50 Tahun Tanpa Pembalap Wanita di F1: Benarkah Talenta Terhambat Sistem?
Baca dalam 60 detik
- Setengah abad telah berlalu sejak Lella Lombardi menjadi wanita terakhir yang turun di Grand Prix, menandai stagnasi panjang partisipasi perempuan di ajang balap paling prestisius itu.
- Hanya dua pembalap wanita yang pernah berlaga di F1, dan belum ada satu pun yang berhasil mengumpulkan poin penuh, menyoroti hambatan struktural dan budaya yang masih mengakar.
- Meskipun banyak tim telah merekrut wanita sebagai test driver, jalan menuju kursi balap reguler masih terjal, memicu pertanyaan tentang efektivitas program pengembangan bakat dan komitmen inklusivitas.

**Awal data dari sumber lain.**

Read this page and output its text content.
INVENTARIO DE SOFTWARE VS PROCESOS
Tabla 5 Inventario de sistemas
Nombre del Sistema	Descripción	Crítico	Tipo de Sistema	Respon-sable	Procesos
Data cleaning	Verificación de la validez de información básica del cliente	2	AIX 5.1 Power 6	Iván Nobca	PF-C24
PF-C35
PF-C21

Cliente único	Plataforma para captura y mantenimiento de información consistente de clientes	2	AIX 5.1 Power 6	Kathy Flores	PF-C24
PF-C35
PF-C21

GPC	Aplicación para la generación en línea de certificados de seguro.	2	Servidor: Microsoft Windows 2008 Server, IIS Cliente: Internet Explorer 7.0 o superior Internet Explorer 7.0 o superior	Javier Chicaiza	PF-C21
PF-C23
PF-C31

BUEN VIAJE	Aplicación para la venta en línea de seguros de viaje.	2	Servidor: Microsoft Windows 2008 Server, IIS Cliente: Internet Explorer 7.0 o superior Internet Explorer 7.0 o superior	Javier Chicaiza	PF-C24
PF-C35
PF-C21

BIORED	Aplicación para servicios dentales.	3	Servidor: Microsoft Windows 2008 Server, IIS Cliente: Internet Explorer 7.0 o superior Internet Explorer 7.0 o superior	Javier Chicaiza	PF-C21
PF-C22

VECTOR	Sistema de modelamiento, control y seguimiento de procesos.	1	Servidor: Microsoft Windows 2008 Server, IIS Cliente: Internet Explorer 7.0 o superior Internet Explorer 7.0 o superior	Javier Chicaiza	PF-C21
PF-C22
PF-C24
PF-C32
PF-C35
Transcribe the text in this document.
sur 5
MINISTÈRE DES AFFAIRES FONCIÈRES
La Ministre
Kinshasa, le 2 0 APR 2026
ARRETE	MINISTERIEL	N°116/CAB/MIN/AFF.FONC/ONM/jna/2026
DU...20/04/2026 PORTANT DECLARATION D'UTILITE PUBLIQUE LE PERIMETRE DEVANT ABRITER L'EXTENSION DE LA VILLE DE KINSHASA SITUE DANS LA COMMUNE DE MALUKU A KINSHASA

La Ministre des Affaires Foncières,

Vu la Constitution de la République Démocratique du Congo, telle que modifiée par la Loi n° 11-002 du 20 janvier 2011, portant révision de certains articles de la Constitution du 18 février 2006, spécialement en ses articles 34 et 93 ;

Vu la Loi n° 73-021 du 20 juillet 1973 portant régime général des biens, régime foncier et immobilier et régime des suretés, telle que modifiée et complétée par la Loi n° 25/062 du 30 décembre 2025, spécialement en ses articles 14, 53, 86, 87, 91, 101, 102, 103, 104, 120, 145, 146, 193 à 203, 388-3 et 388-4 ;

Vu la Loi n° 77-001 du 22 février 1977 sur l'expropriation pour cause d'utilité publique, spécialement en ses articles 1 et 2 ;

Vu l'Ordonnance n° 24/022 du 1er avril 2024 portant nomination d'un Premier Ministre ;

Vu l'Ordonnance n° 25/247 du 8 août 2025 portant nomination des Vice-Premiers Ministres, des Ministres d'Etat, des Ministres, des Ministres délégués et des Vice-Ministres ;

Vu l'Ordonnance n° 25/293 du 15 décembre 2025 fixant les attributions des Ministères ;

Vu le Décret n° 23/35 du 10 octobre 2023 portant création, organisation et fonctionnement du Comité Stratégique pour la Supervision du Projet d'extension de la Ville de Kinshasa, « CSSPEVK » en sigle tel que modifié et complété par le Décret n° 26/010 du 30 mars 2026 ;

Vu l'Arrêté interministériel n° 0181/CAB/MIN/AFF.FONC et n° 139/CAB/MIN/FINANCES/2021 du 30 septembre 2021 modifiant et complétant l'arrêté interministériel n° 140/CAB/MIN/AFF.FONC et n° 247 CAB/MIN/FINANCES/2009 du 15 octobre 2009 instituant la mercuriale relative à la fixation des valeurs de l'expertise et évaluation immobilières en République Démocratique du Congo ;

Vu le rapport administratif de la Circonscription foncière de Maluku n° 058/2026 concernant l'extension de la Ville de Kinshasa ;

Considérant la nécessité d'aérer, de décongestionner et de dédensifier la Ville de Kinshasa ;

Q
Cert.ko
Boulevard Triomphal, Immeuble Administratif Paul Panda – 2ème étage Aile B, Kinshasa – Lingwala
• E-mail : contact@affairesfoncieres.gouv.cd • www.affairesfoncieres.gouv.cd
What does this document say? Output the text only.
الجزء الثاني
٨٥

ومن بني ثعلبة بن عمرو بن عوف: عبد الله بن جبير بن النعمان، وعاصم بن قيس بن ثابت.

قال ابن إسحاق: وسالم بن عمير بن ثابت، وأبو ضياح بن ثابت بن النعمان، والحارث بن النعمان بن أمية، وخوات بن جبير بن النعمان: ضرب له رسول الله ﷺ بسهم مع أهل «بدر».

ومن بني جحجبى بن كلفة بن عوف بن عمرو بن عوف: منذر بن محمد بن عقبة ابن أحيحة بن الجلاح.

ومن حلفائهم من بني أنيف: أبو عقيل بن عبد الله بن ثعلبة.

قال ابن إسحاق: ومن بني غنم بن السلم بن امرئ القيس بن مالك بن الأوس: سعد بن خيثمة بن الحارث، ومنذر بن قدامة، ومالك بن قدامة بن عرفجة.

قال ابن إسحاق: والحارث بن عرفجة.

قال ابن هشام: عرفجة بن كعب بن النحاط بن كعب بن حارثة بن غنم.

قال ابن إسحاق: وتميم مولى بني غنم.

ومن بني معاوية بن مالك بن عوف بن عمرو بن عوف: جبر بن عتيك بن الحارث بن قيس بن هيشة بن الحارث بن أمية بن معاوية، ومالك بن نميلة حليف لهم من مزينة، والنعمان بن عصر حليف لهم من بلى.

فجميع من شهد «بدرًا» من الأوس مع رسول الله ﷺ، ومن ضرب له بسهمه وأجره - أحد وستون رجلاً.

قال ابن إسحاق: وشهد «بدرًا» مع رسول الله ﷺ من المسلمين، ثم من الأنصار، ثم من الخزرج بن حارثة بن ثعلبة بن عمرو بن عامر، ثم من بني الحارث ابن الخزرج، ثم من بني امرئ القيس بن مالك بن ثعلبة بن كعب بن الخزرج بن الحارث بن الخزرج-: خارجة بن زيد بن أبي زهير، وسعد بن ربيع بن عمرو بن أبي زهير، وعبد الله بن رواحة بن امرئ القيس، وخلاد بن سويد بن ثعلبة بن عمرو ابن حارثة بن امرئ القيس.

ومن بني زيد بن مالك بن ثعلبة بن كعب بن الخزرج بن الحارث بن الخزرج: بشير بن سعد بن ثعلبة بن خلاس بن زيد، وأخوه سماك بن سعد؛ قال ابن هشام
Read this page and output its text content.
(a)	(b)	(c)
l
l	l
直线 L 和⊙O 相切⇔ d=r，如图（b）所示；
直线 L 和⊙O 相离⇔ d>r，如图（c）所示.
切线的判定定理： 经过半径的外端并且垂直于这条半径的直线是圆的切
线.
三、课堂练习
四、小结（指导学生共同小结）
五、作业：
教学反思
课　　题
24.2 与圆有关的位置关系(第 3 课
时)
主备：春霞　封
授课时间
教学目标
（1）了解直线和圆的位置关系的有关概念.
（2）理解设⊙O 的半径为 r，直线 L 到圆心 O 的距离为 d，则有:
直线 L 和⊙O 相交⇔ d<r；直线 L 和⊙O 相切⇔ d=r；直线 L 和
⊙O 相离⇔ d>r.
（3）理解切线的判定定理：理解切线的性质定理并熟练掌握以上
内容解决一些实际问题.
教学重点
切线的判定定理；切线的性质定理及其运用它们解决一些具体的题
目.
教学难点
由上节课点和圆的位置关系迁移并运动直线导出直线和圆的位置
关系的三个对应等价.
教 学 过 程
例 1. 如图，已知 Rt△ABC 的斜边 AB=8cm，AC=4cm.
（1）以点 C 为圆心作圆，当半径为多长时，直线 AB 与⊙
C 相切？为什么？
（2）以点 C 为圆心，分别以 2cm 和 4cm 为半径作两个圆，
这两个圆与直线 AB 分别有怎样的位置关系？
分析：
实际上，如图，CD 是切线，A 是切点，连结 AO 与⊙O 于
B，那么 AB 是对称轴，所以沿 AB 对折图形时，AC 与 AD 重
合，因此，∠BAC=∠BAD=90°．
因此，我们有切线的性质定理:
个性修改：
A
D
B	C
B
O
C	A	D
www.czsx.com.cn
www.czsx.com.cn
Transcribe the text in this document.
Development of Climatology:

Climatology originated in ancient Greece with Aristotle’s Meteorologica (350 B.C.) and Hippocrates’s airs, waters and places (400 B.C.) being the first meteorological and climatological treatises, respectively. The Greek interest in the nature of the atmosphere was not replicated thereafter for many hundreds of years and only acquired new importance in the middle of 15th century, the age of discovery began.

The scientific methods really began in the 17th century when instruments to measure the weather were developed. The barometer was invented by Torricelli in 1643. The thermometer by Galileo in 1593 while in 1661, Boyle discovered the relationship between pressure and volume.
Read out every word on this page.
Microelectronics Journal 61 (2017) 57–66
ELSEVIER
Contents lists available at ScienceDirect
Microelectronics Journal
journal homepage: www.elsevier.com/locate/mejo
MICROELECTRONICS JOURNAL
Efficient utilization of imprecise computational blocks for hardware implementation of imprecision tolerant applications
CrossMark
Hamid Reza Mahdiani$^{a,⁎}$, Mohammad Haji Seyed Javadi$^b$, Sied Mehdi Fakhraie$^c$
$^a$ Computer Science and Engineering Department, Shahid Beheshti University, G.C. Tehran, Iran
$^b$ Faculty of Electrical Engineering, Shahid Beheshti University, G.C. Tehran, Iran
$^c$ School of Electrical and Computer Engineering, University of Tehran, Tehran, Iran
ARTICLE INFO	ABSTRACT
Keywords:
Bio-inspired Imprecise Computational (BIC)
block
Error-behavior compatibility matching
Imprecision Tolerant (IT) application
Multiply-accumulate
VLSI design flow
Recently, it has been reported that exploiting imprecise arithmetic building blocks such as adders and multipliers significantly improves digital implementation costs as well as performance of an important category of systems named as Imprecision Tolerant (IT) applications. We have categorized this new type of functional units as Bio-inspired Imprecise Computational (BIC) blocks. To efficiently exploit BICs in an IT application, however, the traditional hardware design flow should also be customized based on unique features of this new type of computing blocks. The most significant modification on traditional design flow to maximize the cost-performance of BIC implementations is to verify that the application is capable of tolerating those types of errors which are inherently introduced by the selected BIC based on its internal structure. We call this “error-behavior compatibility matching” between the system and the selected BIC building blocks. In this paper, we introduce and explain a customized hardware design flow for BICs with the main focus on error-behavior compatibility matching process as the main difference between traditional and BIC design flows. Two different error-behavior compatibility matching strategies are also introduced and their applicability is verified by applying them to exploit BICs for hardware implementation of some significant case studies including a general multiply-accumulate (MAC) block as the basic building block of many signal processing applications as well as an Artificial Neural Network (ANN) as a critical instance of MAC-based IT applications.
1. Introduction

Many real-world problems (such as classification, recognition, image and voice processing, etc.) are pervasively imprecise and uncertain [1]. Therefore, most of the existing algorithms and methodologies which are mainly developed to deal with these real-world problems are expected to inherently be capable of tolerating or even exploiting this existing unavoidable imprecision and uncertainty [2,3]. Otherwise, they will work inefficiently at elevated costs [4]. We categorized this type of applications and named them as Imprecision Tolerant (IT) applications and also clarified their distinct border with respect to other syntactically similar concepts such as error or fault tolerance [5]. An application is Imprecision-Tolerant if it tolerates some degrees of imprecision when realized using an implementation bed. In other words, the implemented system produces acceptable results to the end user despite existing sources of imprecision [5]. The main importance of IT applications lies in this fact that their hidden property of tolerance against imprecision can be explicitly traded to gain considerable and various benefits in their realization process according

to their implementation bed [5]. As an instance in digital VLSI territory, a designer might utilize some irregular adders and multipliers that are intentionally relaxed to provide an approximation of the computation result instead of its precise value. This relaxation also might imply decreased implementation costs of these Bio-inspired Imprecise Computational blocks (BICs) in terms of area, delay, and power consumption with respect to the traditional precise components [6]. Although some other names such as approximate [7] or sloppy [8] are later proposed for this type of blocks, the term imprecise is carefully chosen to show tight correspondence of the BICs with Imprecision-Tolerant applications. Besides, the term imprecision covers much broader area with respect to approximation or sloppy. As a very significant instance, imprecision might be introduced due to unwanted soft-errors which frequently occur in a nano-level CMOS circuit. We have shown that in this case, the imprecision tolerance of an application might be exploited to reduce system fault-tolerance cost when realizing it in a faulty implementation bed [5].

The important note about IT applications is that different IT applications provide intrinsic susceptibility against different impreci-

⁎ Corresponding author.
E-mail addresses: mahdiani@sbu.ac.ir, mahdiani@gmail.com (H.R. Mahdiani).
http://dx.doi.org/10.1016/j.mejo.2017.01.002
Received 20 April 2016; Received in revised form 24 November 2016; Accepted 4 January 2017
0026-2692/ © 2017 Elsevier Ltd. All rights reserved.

Lima puluh tahun sudah berlalu sejak terakhir kali seorang perempuan duduk di grid Formula One (F1) sebagai pembalap. Tepatnya pada 15 Agustus 1976, Maria Grazia "Lella" Lombardi finis ke-12 di Grand Prix Austria di sirkuit Oesterreichring, Spielberg. Sejak momen bersejarah itu, tidak ada lagi wanita yang berhasil menembus gerbang balapan resmi F1, meninggalkan tanda tanya besar tentang keberagaman di ajang balap paling prestisius di dunia.
Fakta ini menjadi sorotan tajam di tengah upaya F1 yang gencar mempromosikan inklusivitas melalui program seperti F1 Academy. Namun, data historis menunjukkan bahwa jalan bagi perempuan untuk berlaga di F1 masih sangat sempit. Sepanjang sejarah kejuaraan dunia yang dimulai pada 1950, hanya dua pembalap wanita yang pernah turun di Grand Prix: Maria Teresa de Filippis (1958-1959) dan Lella Lombardi (1975-1976). Keduanya berasal dari Italia dan kini telah tiada. Lombardi sendiri sempat mencatatkan sejarah dengan meraih setengah poin di Grand Prix Spanyol 1976 yang dipersingkat, sebuah pencapaian yang belum pernah ditandingi wanita lain hingga kini.
Kiprah perempuan di F1 memang tidak melulu soal balapan. Beberapa nama sempat mencuri perhatian sebagai test driver atau development driver. Susie Wolff, misalnya, pernah menjalani sesi latihan bebas untuk Williams di Grand Prix Inggris 2014. Jamie Chadwick, yang kini menjadi development driver Williams, juga sering disebut sebagai harapan baru. Namun, posisi-posisi tersebut tidak serta-merta membuka jalan menuju kursi balap reguler. Sebaliknya, banyak yang justru menemui jalan buntu, seperti Giovanna Amati yang gagal lolos kualifikasi tiga kali bersama Brabham pada 1992, atau Desire Wilson yang hanya menang di balapan non-kampiun pada 1980.
Di tengah gencarnya kampanye keberagaman, muncul pertanyaan mendasar: apakah hambatan yang dihadapi perempuan di F1 murni soal kecepatan, atau justru sistem yang belum ramah? Beberapa analis menilai bahwa kurangnya pembinaan sejak usia dini, minimnya dukungan finansial, serta budaya paddock yang didominasi pria menjadi penghalang struktural yang sulit dihilangkan. Bahkan, ketika ada perempuan yang menunjukkan bakat, mereka sering kali harus berjuang lebih keras untuk mendapatkan pengakuan yang setara dengan rekan prianya.
Bagi Indonesia, isu ini memiliki relevansi tersendiri. Meskipun belum ada pembalap wanita Indonesia yang menembus F1, kehadiran sejumlah nama di ajang balap Asia seperti TCR dan GT menunjukkan bahwa bakat perempuan di bidang balap tidak kalah dengan pria. Namun, dukungan dari industri dan pemerintah masih minim. Padahal, dengan ekosistem balap yang semakin berkembang, bukan tidak mungkin Indonesia suatu saat melahirkan pembalap wanita yang mampu bersaing di kancah global.
Ke depan, F1 dan federasi balap internasional perlu mengevaluasi ulang efektivitas program-program yang ada. Apakah F1 Academy benar-benar menjadi jembatan menuju F1, atau hanya sekadar ajang pemanis? Pertanyaan ini penting, mengingat target untuk melihat wanita di grid F1 bukan sekadar wacana, melainkan kebutuhan untuk menunjukkan bahwa olahraga ini benar-benar inklusif. Jika tidak, bukan tidak mungkin kita harus menunggu setengah abad lagi untuk melihat sejarah terulang.